At a joint hearing of the House Elections Committee and the Senate Telecommunications and Information Technology Committee, legislators grilled election officials over the many problems associated with the Interstate Voter Registration Crosscheck, a registration system that compares state voter rolls. Published reports have raised questions about the system's susceptibility to hackers, while others have argued the system has been used as a vehicle to suppress minority voters in jurisdictions outside of Illinois.

"Illinois residents need to be confident that the personal information they submit when they register to vote is secured and protected from internet hackers," Cunningham said. "Because numerous doubts have been raised about the security of Crosscheck, it is time for the Board of Elections to reconsider their use of the system."

The joint committee heard testimony from Shawn Davis, a faculty member at the Illinois Institute of Technology Center for Cyber Security and Forensics Education. Davis testified that the Crosscheck system has several security concerns that make private personal information easily accessible. While most websites handling sensitive information use secure file transmission networks called SFTPs, Crosscheck uses an unsecured network system.

Additionally, many voting rights activists say that Crosscheck is a vehicle for discrimination at the voting booth. This is because Crosscheck compares first and last names of state voter databases, ignoring middle names and designations like Jr. or Sr. This is viewed as problematic by experts because communities of color are more likely to share last names, making them easy targets for voter suppression.

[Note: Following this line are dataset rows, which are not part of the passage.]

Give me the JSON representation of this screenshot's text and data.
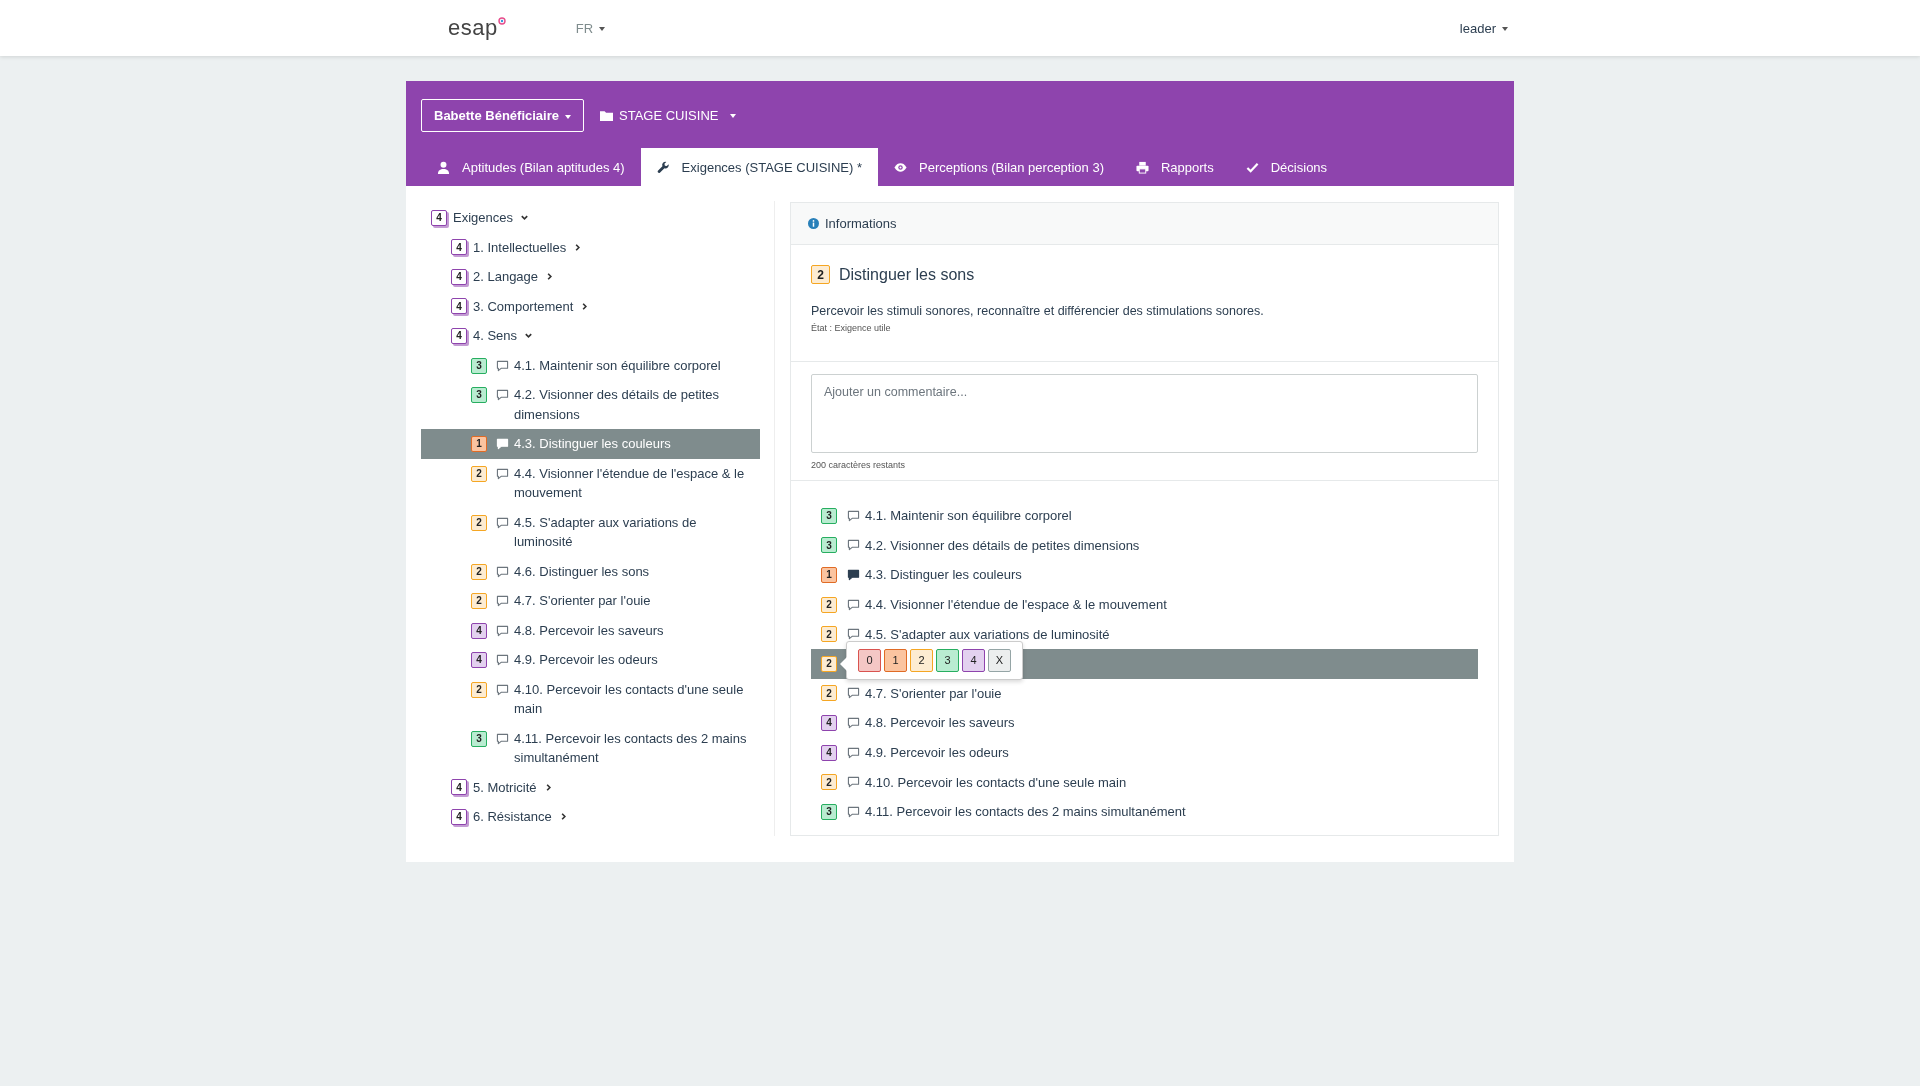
{
  "topbar": {
    "logo": "esap",
    "language": "FR",
    "user": "leader"
  },
  "header": {
    "person": "Babette Bénéficiaire",
    "folder": "STAGE CUISINE"
  },
  "tabs": [
    {
      "label": "Aptitudes (Bilan aptitudes 4)",
      "selected": false
    },
    {
      "label": "Exigences (STAGE CUISINE) *",
      "selected": true
    },
    {
      "label": "Perceptions (Bilan perception 3)",
      "selected": false
    },
    {
      "label": "Rapports",
      "selected": false
    },
    {
      "label": "Décisions",
      "selected": false
    }
  ],
  "tree": {
    "score": "4",
    "label": "Exigences",
    "expanded": true,
    "children": [
      {
        "score": "4",
        "label": "1. Intellectuelles",
        "expanded": false
      },
      {
        "score": "4",
        "label": "2. Langage",
        "expanded": false
      },
      {
        "score": "4",
        "label": "3. Comportement",
        "expanded": false
      },
      {
        "score": "4",
        "label": "4. Sens",
        "expanded": true,
        "children": [
          {
            "score": "3",
            "label": "4.1. Maintenir son équilibre corporel",
            "commented": false,
            "selected": false
          },
          {
            "score": "3",
            "label": "4.2. Visionner des détails de petites dimensions",
            "commented": false,
            "selected": false
          },
          {
            "score": "1",
            "label": "4.3. Distinguer les couleurs",
            "commented": true,
            "selected": true
          },
          {
            "score": "2",
            "label": "4.4. Visionner l'étendue de l'espace & le mouvement",
            "commented": false,
            "selected": false
          },
          {
            "score": "2",
            "label": "4.5. S'adapter aux variations de luminosité",
            "commented": false,
            "selected": false
          },
          {
            "score": "2",
            "label": "4.6. Distinguer les sons",
            "commented": false,
            "selected": false
          },
          {
            "score": "2",
            "label": "4.7. S'orienter par l'ouie",
            "commented": false,
            "selected": false
          },
          {
            "score": "4",
            "label": "4.8. Percevoir les saveurs",
            "commented": false,
            "selected": false
          },
          {
            "score": "4",
            "label": "4.9. Percevoir les odeurs",
            "commented": false,
            "selected": false
          },
          {
            "score": "2",
            "label": "4.10. Percevoir les contacts d'une seule main",
            "commented": false,
            "selected": false
          },
          {
            "score": "3",
            "label": "4.11. Percevoir les contacts des 2 mains simultanément",
            "commented": false,
            "selected": false
          }
        ]
      },
      {
        "score": "4",
        "label": "5. Motricité",
        "expanded": false
      },
      {
        "score": "4",
        "label": "6. Résistance",
        "expanded": false
      }
    ]
  },
  "info": {
    "title": "Informations",
    "score": "2",
    "heading": "Distinguer les sons",
    "description": "Percevoir les stimuli sonores, reconnaître et différencier des stimulations sonores.",
    "state": "État : Exigence utile"
  },
  "comment": {
    "placeholder": "Ajouter un commentaire...",
    "counter": "200 caractères restants"
  },
  "ratings": [
    {
      "score": "3",
      "label": "4.1. Maintenir son équilibre corporel",
      "commented": false,
      "selected": false
    },
    {
      "score": "3",
      "label": "4.2. Visionner des détails de petites dimensions",
      "commented": false,
      "selected": false
    },
    {
      "score": "1",
      "label": "4.3. Distinguer les couleurs",
      "commented": true,
      "selected": false
    },
    {
      "score": "2",
      "label": "4.4. Visionner l'étendue de l'espace & le mouvement",
      "commented": false,
      "selected": false
    },
    {
      "score": "2",
      "label": "4.5. S'adapter aux variations de luminosité",
      "commented": false,
      "selected": false
    },
    {
      "score": "2",
      "selected": true
    },
    {
      "score": "2",
      "label": "4.7. S'orienter par l'ouie",
      "commented": false,
      "selected": false
    },
    {
      "score": "4",
      "label": "4.8. Percevoir les saveurs",
      "commented": false,
      "selected": false
    },
    {
      "score": "4",
      "label": "4.9. Percevoir les odeurs",
      "commented": false,
      "selected": false
    },
    {
      "score": "2",
      "label": "4.10. Percevoir les contacts d'une seule main",
      "commented": false,
      "selected": false
    },
    {
      "score": "3",
      "label": "4.11. Percevoir les contacts des 2 mains simultanément",
      "commented": false,
      "selected": false
    }
  ],
  "score_picker": {
    "options": [
      "0",
      "1",
      "2",
      "3",
      "4",
      "X"
    ]
  }
}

In one example reported by Rolling Stone Magazine, the state of Georgia had 357 individuals registered to vote under the name “James Brown”. Crosscheck did not denote the difference between James W. Brown, James A. Brown or James C. Brown meaning those 357 voters could have been stopped from voting because of the program.

The Illinois Board of Elections currently subscribes to two national voter database systems designed to help election authorities identify voters who may be registered in more than one state: Crosscheck and the Electronic Registration Information Center (ERIC) The state board is scheduled to discuss their use of Crosscheck at their monthly meeting on November 20.